Omdat vaststaat dat Aangeslotene is tekortgeschoten in de nakoming van zijn verplichtingen jegens Consument, moet worden beoordeeld of Aangeslotene aan Consument schade-vergoeding moet betalen. Uitgangspunt bij de vaststelling van de schade is dat de benadeelde in de positie moet worden gebracht waarin de benadeelde zou hebben verkeerd indien van een tekortkoming geen sprake was geweest. Het is hierbij aan Consument om aan te tonen dat zij schade heeft geleden die het gevolg is van zorgplichtschending door Aangeslotene. Naar het oordeel van de Commissie heeft Consument dit niet gedaan.
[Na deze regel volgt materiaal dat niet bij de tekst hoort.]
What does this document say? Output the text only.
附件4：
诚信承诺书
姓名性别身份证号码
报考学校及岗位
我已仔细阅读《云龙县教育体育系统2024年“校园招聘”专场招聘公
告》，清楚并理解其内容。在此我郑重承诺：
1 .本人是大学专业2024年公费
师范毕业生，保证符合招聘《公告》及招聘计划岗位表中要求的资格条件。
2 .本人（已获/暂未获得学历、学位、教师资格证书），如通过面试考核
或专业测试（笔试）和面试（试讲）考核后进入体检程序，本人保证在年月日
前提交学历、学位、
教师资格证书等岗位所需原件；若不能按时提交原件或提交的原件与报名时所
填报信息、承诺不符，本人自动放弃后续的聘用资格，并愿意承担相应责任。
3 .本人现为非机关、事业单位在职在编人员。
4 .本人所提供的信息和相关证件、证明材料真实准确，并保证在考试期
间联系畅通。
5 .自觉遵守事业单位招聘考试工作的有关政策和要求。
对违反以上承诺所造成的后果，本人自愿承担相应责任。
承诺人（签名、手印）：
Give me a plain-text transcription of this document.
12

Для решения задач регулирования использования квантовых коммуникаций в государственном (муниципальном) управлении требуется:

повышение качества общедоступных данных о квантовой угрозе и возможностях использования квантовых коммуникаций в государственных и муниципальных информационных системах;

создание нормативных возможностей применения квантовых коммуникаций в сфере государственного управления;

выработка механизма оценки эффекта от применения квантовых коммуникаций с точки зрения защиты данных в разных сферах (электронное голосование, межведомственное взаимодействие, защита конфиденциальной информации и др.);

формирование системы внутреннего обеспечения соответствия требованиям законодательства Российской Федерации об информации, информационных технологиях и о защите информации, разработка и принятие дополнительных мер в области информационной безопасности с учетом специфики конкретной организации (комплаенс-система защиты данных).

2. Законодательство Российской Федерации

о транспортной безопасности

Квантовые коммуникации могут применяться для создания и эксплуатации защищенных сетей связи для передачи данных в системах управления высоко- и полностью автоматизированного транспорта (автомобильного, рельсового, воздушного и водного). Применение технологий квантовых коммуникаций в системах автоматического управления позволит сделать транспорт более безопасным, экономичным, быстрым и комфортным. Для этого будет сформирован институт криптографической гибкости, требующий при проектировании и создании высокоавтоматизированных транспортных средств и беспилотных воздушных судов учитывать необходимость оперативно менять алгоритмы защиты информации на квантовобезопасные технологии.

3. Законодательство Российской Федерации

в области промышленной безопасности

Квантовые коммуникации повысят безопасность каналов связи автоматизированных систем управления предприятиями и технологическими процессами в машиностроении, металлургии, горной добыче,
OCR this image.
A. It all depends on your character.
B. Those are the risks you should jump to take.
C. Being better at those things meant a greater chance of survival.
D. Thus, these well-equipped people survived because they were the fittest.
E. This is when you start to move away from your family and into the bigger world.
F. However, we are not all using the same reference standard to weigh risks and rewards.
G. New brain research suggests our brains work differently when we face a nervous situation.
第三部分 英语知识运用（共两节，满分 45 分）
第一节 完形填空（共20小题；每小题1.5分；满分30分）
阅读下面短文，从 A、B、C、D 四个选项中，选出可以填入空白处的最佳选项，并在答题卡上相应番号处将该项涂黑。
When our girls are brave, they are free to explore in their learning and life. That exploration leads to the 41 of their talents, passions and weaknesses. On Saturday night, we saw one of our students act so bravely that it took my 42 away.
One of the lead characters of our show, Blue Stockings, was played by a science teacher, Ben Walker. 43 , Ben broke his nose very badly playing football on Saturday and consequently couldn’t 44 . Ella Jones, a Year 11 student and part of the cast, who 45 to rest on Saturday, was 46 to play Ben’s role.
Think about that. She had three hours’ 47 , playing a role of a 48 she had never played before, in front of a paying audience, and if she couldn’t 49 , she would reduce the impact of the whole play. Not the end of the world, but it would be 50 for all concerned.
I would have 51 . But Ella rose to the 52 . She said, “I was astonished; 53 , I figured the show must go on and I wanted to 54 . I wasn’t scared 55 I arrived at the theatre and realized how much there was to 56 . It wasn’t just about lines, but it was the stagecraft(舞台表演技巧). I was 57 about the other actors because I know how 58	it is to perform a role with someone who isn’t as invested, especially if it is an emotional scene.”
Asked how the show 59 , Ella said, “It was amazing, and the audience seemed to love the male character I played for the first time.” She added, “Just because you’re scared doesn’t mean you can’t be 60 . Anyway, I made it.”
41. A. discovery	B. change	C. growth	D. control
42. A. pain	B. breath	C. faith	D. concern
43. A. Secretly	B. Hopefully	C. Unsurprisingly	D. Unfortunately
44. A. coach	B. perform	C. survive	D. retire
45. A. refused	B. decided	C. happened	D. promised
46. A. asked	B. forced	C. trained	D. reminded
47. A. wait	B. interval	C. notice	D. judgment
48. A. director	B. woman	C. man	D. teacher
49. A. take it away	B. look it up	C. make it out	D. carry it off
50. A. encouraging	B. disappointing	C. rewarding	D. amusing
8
Niet gebleken is dat de Man de ORV met deze afwijkende voorwaarden wilde accepteren. Evenmin is gebleken dat de ORV na het overlijden van de Man tot uitkering zou zijn gekomen, als deze was afgesloten. Wellicht kan het door Credit Life AG gedane afwijkende voorstel voor de ORV uitsluitsel bieden. Maar ondanks verzoeken daartoe van de Commissie heeft Consument dit afwijkende voorstel niet overgelegd, zodat de Commissie dit niet bij haar beoordeling kan betrekken. De gevolgen daarvan komen voor rekening van Consument.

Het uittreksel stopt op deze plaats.